Блок открывается статьей Елены Трубиной, в которой размышления о взглядах позднего Уайта совмещаются с воспоминаниями автора о встречах с ним. В частных разговорах отношение Уайта к истории и к институту академической науки предстает не просто теоретической позицией, а глубоко личным, пережитым опытом: междисциплинарный теоретик «расплачивается» за свою свободу нарушения границ собственной маргинализацией в профессиональных кругах, а институт производства исторического знания работает — как и любой другой социальный институт — репрессивно, пытаясь подавить того, кто обнаруживает его политическую подоплеку. (Впрочем, Уайт все же получил признание научного сообщества, звание заслуженного профессора и высокий рейтинг цитируемости в работах историков следующих поколений. Хотя подобная классикализация, пожалуй, едва ли не более опасна, чем статус критически настроенного маргинала, так как превращает теоретические труды в неосмысляемый памятник их автору.)
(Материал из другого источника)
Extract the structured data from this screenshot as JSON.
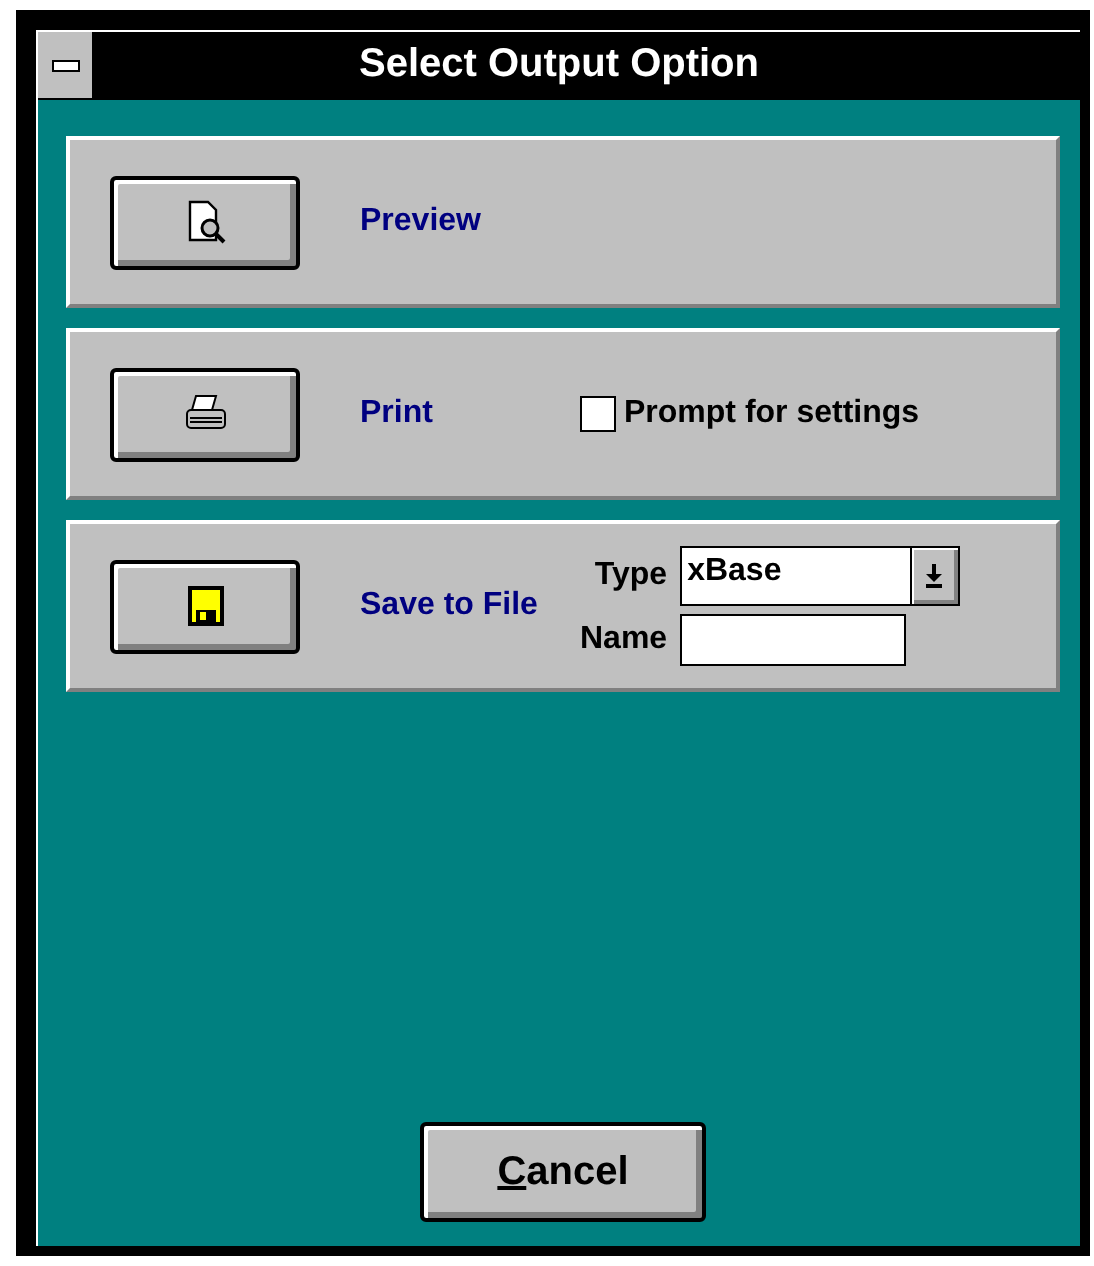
{
  "window": {
    "title": "Select Output Option"
  },
  "options": [
    {
      "kind": "preview",
      "label": "Preview"
    },
    {
      "kind": "print",
      "label": "Print",
      "checkbox": {
        "label": "Prompt for settings",
        "checked": false
      }
    },
    {
      "kind": "save",
      "label": "Save to File",
      "type_field": {
        "label": "Type",
        "value": "xBase"
      },
      "name_field": {
        "label": "Name"
      }
    }
  ],
  "cancel_button": {
    "label": "Cancel"
  }
}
То, что предлагается взамен дискредитированного профессионального знания, — особого рода публичная история — детально анализируется в статье Андрея Олейникова. Здесь имеется в виду не дисциплина public history, а исследовательская позиция, аналогичная позиции публичного социолога в концепции Майкла Буравого: рефлексивная и предназначенная для внеакадемической аудитории. Во многом это та самая позиция критического маргинала, о которой шла речь выше. Она наиболее ясно заявлена в последней прижизненной книге Уайта «Практическое прошлое» (2014), где решающим для занятия историей объявляется кантовский вопрос «что мне следует делать?», предполагающий взгляд на общество с определенной этической и политической позиции, в то время как академическая историография предсказуемо оказывается борьбой консерваторов за символическую власть.
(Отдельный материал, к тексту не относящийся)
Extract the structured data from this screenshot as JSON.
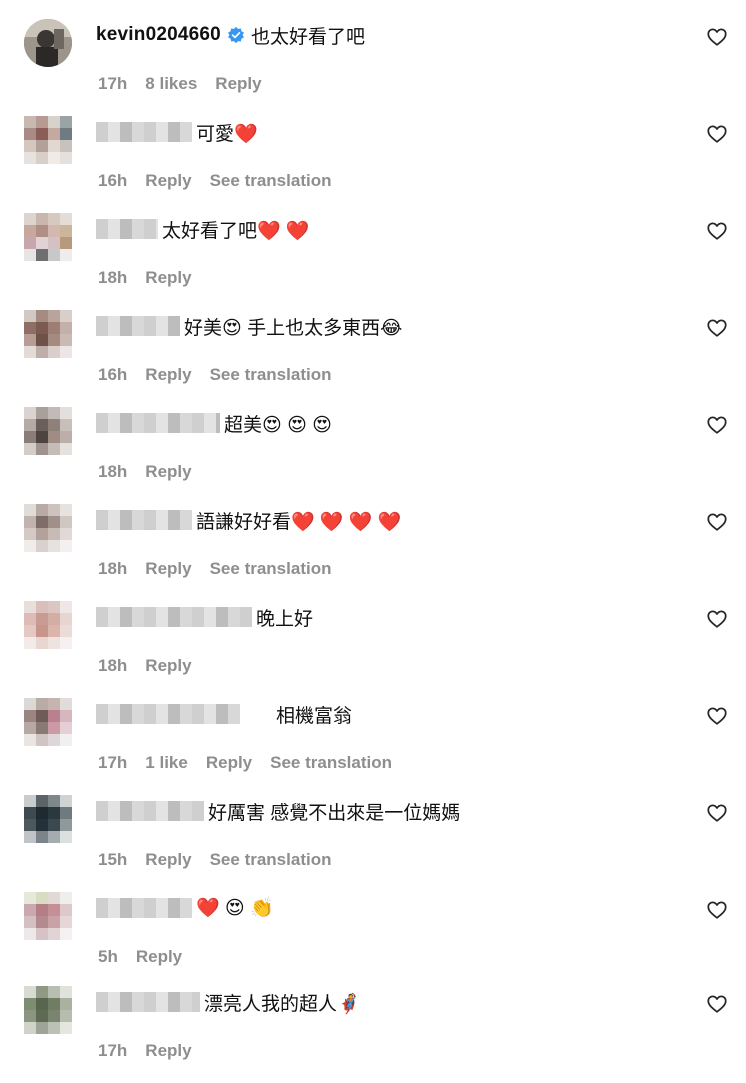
{
  "comments": [
    {
      "username": "kevin0204660",
      "verified": true,
      "text": "也太好看了吧",
      "time": "17h",
      "likes": "8 likes",
      "reply": "Reply",
      "translation": ""
    },
    {
      "username": "",
      "text": "可愛❤️",
      "time": "16h",
      "likes": "",
      "reply": "Reply",
      "translation": "See translation"
    },
    {
      "username": "",
      "text": "太好看了吧❤️ ❤️",
      "time": "18h",
      "likes": "",
      "reply": "Reply",
      "translation": ""
    },
    {
      "username": "",
      "text": "好美😍 手上也太多東西😂",
      "time": "16h",
      "likes": "",
      "reply": "Reply",
      "translation": "See translation"
    },
    {
      "username": "",
      "text": "超美😍 😍 😍",
      "time": "18h",
      "likes": "",
      "reply": "Reply",
      "translation": ""
    },
    {
      "username": "",
      "text": "語謙好好看❤️ ❤️ ❤️ ❤️",
      "time": "18h",
      "likes": "",
      "reply": "Reply",
      "translation": "See translation"
    },
    {
      "username": "",
      "text": "晚上好",
      "time": "18h",
      "likes": "",
      "reply": "Reply",
      "translation": ""
    },
    {
      "username": "",
      "text": "相機富翁",
      "time": "17h",
      "likes": "1 like",
      "reply": "Reply",
      "translation": "See translation"
    },
    {
      "username": "",
      "text": "好厲害 感覺不出來是一位媽媽",
      "time": "15h",
      "likes": "",
      "reply": "Reply",
      "translation": "See translation"
    },
    {
      "username": "",
      "text": "❤️ 😍 👏",
      "time": "5h",
      "likes": "",
      "reply": "Reply",
      "translation": ""
    },
    {
      "username": "",
      "text": "漂亮人我的超人🦸",
      "time": "17h",
      "likes": "",
      "reply": "Reply",
      "translation": ""
    }
  ],
  "colors": {
    "verified": "#3897f0",
    "meta": "#8e8e8e",
    "text": "#111111"
  },
  "icons": {
    "like": "heart-outline-icon",
    "verified": "verified-badge-icon"
  }
}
Игорь Кобылин и Федор Николаи, обращаясь к этим идеям Уайта, рассматривают их преимущественно в контексте вызванных ими полемик. Можно увидеть, как оппоненты Уайта подозревали за его позицией не меньшее, чем у академической науки, стремление захватить власть и канонизировать свой собственный подход (и, соответственно, самого себя как морального авторитета). Такие мысли действительно могут возникнуть, в том числе у российских историков, при чтении поздних работ Уайта, однако авторы статьи показывают, что в этом случае мы попадаем в ситуацию мисфрейминга, вычитывая из этих текстов то, что мы хотим в них найти, а не то, что вкладывает в них сам Уайт. Этическое и политическое практикование истории не предполагает самоканонизации — наоборот, оно стимулирует дальнейшую рефлексию над собственными основаниями и допускает свободный теоретический поиск, даже своеобразную «страсть», в которую мы погружаемся в процессе работы с прошлым. Ярким примером подобной свободной рефлексии об основаниях исторического познания и о практике историографии выступает заключительная статья подборки, предложенная Петром Сафроновым. Основываясь на уайтовской теоретизации письма об истории и истории-как-письма, Сафронов в своем философско-историческом очерке демонстрирует пути реализации собственной программы «материалистической» историографии.